The approval extends the current indication in China as add-on therapy in adults and children aged five years and older with active systemic lupus erythematosus (SLE). This approval makes belimumab China’s first and only biologic medicine approved for SLE and LN.
Hal Barron, Chief Scientific Officer and President R&D, GSK, said: “Nearly 500,000 people in China have systemic lupus erythematosus and more than half of these patients will develop one of the most common and serious complications, lupus nephritis. Recognising that lupus nephritis can lead to kidney damage, this approval will allow patients in China access to a new treatment option to help slow the progressive nature of systemic lupus.”
The NMPA approval is based on data from the BLISS-LN (Efficacy and Safety of Belimumab in Adult Patients with Active Lupus Nephritis) phase III trial, which showed that over two years, belimumab added to standard therapy increased renal response rates and helped to reduce the risk of worsening of kidney disease in patients with active LN compared to standard of care alone.
Professor Xueqing Yu, President of Guangdong Provincial People’s Hospital and principal BLISS-LN investigator, said: “With more than half of systemic lupus erythematosus patients experiencing some degree of renal involvement, the approval of belimumab is a much-needed new treatment option. Not only can belimumab help preserve the kidneys, but it can also facilitate a reduction in doses of steroids and immunosuppressants, which can have toxic side effects and lead to organ damage.”
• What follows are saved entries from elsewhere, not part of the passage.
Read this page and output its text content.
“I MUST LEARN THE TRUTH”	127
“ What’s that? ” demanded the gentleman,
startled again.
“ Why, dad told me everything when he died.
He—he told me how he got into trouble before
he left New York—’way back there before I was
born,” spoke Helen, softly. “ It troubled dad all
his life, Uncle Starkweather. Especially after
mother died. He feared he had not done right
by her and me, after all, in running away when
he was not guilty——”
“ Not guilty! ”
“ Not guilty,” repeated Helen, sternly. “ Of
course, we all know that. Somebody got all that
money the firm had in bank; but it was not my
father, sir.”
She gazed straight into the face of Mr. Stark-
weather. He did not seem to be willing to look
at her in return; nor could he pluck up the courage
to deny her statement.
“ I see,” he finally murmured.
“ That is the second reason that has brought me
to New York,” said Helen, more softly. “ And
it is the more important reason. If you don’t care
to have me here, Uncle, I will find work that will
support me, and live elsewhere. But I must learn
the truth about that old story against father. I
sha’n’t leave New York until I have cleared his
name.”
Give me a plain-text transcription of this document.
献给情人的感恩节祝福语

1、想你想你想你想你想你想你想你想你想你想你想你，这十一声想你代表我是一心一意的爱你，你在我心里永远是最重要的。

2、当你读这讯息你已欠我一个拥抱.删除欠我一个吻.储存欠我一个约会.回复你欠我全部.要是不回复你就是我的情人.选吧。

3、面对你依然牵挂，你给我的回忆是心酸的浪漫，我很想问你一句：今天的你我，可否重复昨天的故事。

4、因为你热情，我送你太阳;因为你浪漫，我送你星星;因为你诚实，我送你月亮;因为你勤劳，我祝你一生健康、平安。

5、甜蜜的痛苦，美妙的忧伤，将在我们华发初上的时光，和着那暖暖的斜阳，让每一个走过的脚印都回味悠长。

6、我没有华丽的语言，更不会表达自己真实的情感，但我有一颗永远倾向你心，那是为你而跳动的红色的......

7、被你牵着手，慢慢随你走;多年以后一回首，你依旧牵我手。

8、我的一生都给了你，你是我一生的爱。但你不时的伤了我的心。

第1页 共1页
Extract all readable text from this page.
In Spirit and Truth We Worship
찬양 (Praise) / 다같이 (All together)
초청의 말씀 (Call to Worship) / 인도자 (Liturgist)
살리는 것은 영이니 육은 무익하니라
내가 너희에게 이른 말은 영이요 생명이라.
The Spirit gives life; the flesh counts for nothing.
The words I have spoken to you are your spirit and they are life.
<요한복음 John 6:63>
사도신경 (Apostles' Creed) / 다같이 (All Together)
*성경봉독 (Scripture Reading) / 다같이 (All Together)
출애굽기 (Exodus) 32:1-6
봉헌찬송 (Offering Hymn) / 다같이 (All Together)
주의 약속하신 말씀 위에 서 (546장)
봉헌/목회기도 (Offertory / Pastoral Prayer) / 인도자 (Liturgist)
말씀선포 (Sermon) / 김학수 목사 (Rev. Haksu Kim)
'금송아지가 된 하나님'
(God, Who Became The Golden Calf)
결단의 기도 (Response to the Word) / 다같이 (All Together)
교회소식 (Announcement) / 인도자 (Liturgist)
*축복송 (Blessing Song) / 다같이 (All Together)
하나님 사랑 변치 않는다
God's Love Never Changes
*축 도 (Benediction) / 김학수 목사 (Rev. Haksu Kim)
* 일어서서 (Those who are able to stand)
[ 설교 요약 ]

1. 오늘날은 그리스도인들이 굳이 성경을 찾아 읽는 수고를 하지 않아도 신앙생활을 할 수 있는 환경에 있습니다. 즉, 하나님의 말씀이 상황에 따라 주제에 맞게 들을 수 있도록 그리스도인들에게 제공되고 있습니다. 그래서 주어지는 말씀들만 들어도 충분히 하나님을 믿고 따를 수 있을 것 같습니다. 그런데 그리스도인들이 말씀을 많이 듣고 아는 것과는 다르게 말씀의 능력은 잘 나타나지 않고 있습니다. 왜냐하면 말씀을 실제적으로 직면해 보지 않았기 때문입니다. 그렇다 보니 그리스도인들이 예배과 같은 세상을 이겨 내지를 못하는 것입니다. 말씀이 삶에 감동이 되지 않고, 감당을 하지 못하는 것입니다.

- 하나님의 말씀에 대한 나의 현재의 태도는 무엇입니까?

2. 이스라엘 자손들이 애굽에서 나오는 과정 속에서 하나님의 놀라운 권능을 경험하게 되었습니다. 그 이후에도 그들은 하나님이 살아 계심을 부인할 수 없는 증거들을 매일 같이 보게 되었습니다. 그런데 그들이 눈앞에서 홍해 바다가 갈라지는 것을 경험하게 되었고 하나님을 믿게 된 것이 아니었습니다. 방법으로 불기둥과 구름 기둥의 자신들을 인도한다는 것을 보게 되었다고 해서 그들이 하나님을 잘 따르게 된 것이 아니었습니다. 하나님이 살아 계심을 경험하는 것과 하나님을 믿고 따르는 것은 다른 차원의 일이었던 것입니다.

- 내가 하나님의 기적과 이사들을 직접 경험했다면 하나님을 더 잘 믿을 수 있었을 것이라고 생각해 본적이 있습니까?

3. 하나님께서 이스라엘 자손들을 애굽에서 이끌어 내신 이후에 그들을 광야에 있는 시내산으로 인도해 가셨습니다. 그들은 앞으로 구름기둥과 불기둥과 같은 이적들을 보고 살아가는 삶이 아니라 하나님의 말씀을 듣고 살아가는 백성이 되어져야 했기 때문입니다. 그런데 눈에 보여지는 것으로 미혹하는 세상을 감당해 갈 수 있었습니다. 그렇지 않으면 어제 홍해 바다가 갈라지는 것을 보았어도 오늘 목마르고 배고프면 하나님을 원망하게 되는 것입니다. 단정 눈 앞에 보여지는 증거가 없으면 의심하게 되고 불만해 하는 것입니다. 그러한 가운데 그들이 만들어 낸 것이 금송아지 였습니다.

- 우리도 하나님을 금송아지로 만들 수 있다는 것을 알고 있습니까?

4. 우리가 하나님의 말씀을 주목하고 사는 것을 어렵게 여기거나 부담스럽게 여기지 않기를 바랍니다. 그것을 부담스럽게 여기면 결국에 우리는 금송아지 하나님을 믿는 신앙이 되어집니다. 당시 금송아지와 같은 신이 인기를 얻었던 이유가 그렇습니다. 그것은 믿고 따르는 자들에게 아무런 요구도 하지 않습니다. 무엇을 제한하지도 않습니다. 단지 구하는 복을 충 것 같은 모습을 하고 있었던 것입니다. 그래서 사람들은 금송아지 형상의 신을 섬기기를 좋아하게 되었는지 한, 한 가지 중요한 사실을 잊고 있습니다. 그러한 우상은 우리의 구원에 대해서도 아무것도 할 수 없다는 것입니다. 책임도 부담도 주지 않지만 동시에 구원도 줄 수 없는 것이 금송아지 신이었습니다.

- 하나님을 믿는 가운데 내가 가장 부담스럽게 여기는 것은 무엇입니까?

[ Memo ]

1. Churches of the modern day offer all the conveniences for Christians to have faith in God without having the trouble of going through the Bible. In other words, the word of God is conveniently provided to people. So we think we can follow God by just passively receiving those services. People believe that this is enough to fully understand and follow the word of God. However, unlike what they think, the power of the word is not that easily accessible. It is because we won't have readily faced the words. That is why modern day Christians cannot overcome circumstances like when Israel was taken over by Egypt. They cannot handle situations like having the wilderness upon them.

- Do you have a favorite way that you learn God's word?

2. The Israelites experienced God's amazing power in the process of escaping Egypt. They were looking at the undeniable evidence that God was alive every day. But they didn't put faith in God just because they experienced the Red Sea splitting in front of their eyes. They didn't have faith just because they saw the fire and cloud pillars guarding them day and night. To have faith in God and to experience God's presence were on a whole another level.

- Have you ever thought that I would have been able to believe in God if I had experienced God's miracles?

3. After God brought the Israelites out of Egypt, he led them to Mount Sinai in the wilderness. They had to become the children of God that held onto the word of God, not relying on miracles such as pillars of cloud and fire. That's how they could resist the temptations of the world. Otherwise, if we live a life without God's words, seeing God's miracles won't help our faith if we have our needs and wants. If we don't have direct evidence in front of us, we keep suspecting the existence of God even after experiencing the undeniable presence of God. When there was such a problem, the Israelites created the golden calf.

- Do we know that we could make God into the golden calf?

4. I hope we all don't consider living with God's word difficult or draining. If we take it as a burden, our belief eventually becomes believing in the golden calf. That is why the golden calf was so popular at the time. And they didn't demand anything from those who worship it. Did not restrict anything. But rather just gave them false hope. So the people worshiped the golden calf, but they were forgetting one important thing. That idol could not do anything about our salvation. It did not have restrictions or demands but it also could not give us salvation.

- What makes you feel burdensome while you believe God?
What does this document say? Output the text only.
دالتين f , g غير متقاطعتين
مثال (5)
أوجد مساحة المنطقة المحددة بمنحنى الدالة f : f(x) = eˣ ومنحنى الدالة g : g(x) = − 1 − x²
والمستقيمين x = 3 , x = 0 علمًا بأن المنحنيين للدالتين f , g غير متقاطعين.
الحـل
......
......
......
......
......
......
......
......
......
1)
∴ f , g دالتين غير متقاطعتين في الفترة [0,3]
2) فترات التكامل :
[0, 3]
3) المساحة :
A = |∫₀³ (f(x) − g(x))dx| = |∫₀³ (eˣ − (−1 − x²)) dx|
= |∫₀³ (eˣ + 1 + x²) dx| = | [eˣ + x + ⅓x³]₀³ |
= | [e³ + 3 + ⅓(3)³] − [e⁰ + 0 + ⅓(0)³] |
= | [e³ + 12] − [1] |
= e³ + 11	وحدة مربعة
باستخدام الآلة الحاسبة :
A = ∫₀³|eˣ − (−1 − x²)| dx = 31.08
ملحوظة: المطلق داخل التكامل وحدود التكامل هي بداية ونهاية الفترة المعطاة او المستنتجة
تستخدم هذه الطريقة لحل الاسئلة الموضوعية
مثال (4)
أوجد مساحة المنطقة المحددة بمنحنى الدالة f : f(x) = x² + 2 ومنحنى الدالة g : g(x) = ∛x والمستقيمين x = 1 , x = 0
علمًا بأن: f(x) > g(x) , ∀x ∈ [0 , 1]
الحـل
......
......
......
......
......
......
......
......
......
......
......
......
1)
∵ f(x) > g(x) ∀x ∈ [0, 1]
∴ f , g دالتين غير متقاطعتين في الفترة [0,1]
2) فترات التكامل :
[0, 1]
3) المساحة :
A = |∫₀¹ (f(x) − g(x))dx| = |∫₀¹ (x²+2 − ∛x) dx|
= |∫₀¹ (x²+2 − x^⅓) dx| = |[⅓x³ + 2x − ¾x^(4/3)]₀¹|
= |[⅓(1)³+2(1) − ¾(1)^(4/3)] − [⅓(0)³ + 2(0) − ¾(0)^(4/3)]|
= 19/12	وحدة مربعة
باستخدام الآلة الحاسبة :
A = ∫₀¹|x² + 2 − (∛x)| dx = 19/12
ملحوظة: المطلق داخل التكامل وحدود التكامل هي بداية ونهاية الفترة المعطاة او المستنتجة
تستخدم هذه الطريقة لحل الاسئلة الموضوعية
The BLISS-LN phase III trial is the largest and longest trial conducted in active LN, involving 448 adult patients. The trial met its primary endpoint, demonstrating that a statistically significant and clinically meaningful greater number of patients achieved Primary Efficacy Renal Response (PERR) at two years (or 104 weeks) when treated with belimumab plus standard of care compared to placebo plus standard of care in adults with active LN (43% vs 32%, odds ratio (95% CI) 1.55 (1.04, 2.32), p=0.0311). Statistical significance compared to placebo across all four major secondary endpoints was achieved, including complete renal response at week 104 and time to renal-related event or death. The adverse reactions observed in BLISS-LN were consistent with the known safety profile of belimumab administered intravenously plus standard of care in patients with SLE.
Belimumab is also approved in China for five-year-old and older patients with active, autoantibody-positive SLE with high disease activity (e.g., positive anti-double-stranded DNA and low complement, and an objective assessment of overall disease activity using SELENA-SLEDAI score ≥ 8) in combination with standard of care. It is also the first biologic in China’s 2021 National Reimbursement Drug List for paediatric SLE.